One of the things you’ll be talking about this weekend is the importance of illegal street work, would you discuss your point of view on that some?
It’s something I’m a proponent of, obviously, since I do it so often. From my perspective, my personal standard is no occupied homes. I think that [illegal street work] is a really good opportunity to fill the vicious real estate cycle that defines impoverished neighborhoods. It’s a really good tool for filling that void [of vacant property] otherwise the property just sits fallow. [It gives people a] vision of having volition — you could even say control — of their surroundings. People assume that since it’s not theirs they can’t do anything; that they’re just bystanders to a process that happens invisibly. Obviously a lot of bullshit also comes out of [illegal street work] and that’s just a byproduct of the process of democratic public art making. When it’s beautiful and has the right intentions it can be good for the neighborhood.
What did you think about it when Vomet tagged over your 2010 mural for Living Walls?
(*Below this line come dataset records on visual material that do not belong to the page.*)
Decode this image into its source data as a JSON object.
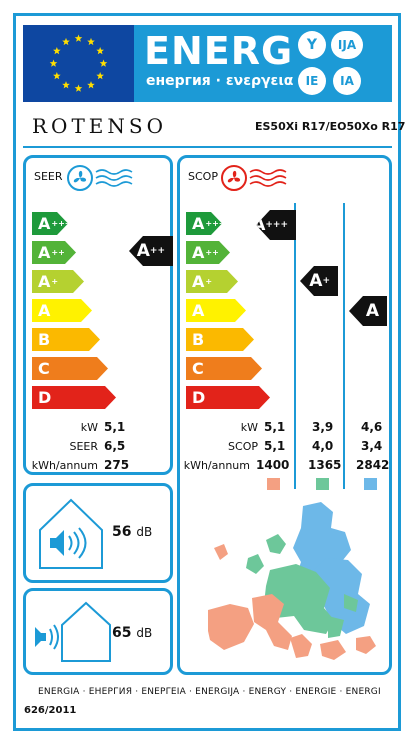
{
  "header": {
    "energ": "ENERG",
    "subtitle": "енергия · ενεργεια",
    "lang_codes": [
      "Y",
      "IJA",
      "IE",
      "IA"
    ]
  },
  "supplier": {
    "brand": "ROTENSO",
    "model": "ES50Xi R17/EO50Xo R17"
  },
  "scale_classes": [
    {
      "letter": "A",
      "plus": "+++",
      "color": "#1e9a3b"
    },
    {
      "letter": "A",
      "plus": "++",
      "color": "#53b338"
    },
    {
      "letter": "A",
      "plus": "+",
      "color": "#b5d130"
    },
    {
      "letter": "A",
      "plus": "",
      "color": "#fff200"
    },
    {
      "letter": "B",
      "plus": "",
      "color": "#fbb900"
    },
    {
      "letter": "C",
      "plus": "",
      "color": "#ef7d1c"
    },
    {
      "letter": "D",
      "plus": "",
      "color": "#e2231a"
    }
  ],
  "seer": {
    "title": "SEER",
    "rating": {
      "letter": "A",
      "plus": "++"
    },
    "rows": [
      {
        "label": "kW",
        "value": "5,1"
      },
      {
        "label": "SEER",
        "value": "6,5"
      },
      {
        "label": "kWh/annum",
        "value": "275"
      }
    ]
  },
  "scop": {
    "title": "SCOP",
    "ratings": [
      {
        "letter": "A",
        "plus": "+++"
      },
      {
        "letter": "A",
        "plus": "+"
      },
      {
        "letter": "A",
        "plus": ""
      }
    ],
    "labels": [
      "kW",
      "SCOP",
      "kWh/annum"
    ],
    "columns": [
      {
        "values": [
          "5,1",
          "5,1",
          "1400"
        ],
        "color": "#f4a082"
      },
      {
        "values": [
          "3,9",
          "4,0",
          "1365"
        ],
        "color": "#6dc79a"
      },
      {
        "values": [
          "4,6",
          "3,4",
          "2842"
        ],
        "color": "#6db8e8"
      }
    ]
  },
  "noise": {
    "indoor": {
      "value": "56",
      "unit": "dB"
    },
    "outdoor": {
      "value": "65",
      "unit": "dB"
    }
  },
  "footer": {
    "languages": "ENERGIA · ЕНЕРГИЯ · ΕΝΕΡΓΕΙΑ · ENERGIJA · ENERGY · ENERGIE · ENERGI",
    "regulation": "626/2011"
  },
  "icons": [
    "eu-flag-icon",
    "fan-icon",
    "speaker-icon",
    "house-icon",
    "europe-map-icon"
  ]
}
That’s a process of the streets: He didn’t agree with it. For me, personally, a friend of mine fixed it so I’ve got no beef - you know you work publicly. It would have been even cooler had he done something that spoke to the piece but it is what it is. My murals won’t last forever, the building it's on won’t last forever. We think of the urban landscape as this static urban monster, but buildings are always coming up and going down and graffiti is a part of that.